In Be Here Now he relates how this guru questioned him about LSD. Eager to please, he gave his spiritual teacher three tablets, and watched in horror as he swallowed the lot. 'I was around him all morning,' wrote Ram Dass, breathless with awe, 'and nothing happened . . .'
Though once considered an instrument of the Antichrist, Ram Dass is now a bastion of respectability. Told by his guru that he would achieve enlightenment only if he devoted his life to the service of others ('This was not what I had travelled half-way around the world to hear'), he established charities and devoted himself to an endless list of good causes: Aids, Third World health programmes, prison education, care for the sick, elderly and bereaved. He is big on caring: his best-selling titles (more than 3 million units sold) include How Can I Help and Compassion in Action.
But like Richard Alpert in 1967, most of us will get around to do-gooding once we have sorted out No 1. We are still smiling, but we have paid pounds 12 to be here now, and we want the first instalment of our self-improvement course, pronto. Sure enough, after 90 minutes of kosher wit and home-spun wisdom, Ram Dass finally delivers the goods: his five-point guide to enlightened living. Across the room, ballpoints hover over notepads.
'One: prolong not the past. Two: invite not the future. Three: don't alter your innate wakefulness - rest in awareness. Four: don't fear appearances. Five: there is nothing more than that.'
A fairly routine Q & A session follows, until, out of the darkness, a young American woman in the eighth row throws the saintly ex-freak a looping curve ball.
She knows all about the importance of 'letting go', of surrendering our grip on life, and living in uncertainty. She understands that we must give up struggle, and rest in luminous awareness.
But she has a potentially fatal form of cancer, which may erupt again at any time. If it does, how can she let go, when instinct urges her to fight furiously? How can she surrender the will to live, and live? You can hear the audience thinking: let's see you dance your way out of this one, Ram baby.
A long, mellifluous answer follows, about transcending dualism, overcoming polarities, and so on. He quotes a line from the Tao Te Ching: 'Do nothing, and nothing will be left undone.' It seems that she should struggle like hell, yet never identify with the struggle; stare death in the face, and acknowledge fear without being consumed by it. He thanks her for sharing her pain, for giving him 'something real to work with'.
Afterwards, people queue to thank Ram Dass. He hugs them each and every one. I seek out the woman, a healthy-looking, tanned and attractive 34-year- old, and ask if his answer had helped. 'Yes,' she says, her voice faltering slightly. 'Facing death, acknowledging it, is just a part of life.' And with that, she reaches out to hug me.

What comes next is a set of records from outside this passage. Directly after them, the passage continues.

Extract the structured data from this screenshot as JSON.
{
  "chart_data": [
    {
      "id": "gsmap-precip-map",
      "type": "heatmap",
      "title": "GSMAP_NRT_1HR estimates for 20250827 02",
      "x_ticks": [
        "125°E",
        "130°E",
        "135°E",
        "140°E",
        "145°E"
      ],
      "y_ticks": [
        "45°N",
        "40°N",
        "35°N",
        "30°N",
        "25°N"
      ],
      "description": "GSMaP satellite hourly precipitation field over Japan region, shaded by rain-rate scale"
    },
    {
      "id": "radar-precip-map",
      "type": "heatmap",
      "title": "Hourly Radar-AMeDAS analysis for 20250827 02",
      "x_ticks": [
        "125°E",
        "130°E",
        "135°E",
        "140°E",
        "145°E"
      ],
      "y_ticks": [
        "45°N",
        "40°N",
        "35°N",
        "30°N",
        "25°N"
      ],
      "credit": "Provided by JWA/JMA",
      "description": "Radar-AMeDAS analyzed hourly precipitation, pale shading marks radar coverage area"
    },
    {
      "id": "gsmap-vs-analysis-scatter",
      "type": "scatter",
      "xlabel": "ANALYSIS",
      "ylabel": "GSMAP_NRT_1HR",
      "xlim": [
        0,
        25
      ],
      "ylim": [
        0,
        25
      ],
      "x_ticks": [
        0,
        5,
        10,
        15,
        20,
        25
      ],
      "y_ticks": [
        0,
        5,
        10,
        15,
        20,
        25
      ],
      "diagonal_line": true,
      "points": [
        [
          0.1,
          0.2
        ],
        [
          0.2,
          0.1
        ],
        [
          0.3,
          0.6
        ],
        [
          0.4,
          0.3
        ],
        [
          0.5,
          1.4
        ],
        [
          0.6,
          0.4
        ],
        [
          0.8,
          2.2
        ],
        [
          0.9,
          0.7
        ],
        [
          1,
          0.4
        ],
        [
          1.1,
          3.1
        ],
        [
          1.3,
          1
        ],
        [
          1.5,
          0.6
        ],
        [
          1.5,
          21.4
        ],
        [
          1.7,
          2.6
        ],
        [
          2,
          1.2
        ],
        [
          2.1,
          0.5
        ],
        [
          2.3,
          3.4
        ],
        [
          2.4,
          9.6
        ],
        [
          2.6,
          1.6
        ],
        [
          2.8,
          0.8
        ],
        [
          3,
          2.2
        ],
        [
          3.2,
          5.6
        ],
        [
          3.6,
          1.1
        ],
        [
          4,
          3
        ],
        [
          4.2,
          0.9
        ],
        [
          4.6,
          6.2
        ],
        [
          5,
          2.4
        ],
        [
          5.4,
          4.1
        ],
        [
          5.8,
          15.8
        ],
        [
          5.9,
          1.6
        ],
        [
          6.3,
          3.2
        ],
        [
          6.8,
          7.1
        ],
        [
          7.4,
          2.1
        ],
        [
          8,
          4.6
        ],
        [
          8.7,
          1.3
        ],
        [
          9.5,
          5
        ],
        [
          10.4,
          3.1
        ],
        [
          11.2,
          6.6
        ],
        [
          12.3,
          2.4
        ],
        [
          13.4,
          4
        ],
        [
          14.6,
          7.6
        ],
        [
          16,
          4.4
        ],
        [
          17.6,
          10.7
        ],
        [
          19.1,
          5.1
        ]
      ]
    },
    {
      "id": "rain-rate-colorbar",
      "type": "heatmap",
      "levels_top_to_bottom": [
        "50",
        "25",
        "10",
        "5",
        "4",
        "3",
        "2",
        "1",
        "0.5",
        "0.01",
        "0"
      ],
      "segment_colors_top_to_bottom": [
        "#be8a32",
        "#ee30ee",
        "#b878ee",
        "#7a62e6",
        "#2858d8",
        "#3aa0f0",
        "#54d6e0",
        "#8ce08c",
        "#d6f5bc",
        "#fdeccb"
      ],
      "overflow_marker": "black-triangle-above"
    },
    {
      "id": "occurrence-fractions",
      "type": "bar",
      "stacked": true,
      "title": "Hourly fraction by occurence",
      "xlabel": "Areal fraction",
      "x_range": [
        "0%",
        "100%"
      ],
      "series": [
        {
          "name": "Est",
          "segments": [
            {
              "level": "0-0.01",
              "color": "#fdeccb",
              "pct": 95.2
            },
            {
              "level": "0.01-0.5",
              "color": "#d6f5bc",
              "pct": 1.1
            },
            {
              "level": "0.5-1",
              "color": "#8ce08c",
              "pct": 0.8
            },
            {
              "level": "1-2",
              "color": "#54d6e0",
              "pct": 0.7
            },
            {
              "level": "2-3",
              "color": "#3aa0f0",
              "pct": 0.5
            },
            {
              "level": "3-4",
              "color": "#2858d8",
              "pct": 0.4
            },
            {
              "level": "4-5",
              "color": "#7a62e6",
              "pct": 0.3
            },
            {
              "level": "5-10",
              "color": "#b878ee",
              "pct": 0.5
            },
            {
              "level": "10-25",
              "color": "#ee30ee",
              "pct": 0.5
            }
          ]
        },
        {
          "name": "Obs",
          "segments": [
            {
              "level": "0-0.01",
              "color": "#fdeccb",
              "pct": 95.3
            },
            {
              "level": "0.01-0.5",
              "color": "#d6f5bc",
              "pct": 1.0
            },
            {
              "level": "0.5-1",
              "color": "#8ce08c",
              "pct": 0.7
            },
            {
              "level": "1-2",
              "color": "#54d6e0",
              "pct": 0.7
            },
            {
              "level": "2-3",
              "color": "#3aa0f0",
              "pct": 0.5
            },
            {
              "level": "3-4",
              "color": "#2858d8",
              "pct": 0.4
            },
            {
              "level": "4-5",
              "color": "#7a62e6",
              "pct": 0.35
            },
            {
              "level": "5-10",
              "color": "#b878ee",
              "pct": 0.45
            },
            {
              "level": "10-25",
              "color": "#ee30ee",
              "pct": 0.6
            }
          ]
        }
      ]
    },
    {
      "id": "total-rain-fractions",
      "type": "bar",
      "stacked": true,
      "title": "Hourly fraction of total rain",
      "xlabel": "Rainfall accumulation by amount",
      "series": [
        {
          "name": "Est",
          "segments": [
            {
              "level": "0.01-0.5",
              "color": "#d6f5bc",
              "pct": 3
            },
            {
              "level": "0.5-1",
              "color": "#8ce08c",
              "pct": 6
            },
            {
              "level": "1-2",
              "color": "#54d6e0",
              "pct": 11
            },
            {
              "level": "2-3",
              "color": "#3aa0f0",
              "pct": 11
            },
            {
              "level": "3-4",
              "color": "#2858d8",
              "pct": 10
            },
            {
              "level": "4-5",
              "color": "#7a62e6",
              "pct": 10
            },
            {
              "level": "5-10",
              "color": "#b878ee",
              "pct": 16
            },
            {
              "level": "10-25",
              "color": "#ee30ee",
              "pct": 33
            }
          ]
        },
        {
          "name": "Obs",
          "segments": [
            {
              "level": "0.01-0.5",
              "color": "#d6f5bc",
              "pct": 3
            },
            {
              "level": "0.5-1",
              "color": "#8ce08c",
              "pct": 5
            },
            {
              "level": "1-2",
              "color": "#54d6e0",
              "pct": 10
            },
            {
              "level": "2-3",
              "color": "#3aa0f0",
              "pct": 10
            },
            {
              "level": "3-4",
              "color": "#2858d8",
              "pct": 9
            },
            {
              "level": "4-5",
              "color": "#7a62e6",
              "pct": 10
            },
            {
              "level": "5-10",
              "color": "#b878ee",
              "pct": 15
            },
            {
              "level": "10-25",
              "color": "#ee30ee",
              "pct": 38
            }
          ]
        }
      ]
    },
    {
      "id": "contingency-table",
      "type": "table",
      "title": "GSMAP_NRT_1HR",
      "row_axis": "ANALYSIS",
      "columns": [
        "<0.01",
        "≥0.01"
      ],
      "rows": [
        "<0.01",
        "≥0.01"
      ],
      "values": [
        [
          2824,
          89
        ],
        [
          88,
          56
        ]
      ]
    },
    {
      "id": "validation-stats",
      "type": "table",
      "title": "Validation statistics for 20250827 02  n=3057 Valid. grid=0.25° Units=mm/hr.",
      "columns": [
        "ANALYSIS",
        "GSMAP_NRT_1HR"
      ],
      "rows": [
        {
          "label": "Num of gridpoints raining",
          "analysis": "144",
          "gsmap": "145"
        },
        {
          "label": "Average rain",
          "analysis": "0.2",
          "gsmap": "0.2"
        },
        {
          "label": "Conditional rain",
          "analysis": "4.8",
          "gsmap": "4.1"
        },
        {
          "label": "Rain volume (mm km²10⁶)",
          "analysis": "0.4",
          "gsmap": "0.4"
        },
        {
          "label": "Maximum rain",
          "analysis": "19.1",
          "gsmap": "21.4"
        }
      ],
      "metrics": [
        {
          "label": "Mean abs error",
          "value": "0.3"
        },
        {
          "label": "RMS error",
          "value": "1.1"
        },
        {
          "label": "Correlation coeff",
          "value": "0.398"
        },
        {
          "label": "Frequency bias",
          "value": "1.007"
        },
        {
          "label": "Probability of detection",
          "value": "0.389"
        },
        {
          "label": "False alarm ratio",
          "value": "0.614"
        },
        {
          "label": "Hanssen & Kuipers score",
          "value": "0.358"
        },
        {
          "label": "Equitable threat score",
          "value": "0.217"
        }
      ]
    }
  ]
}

In that split second I recognise fear, shame and panic in my heart. Fear of embracing a 'dying' person; the shame of that fear; the panic of unrehearsed intimacy. But as I relax into her warm embrace and smell the soap on her skin, I notice she is no more dead than I am. My terror dissolves. We smile, and she thanks me for my concern. I realise I have an answer to a question I never dreamt of asking.
I look around and see Ram Dass, still hugging people like his life depended on it.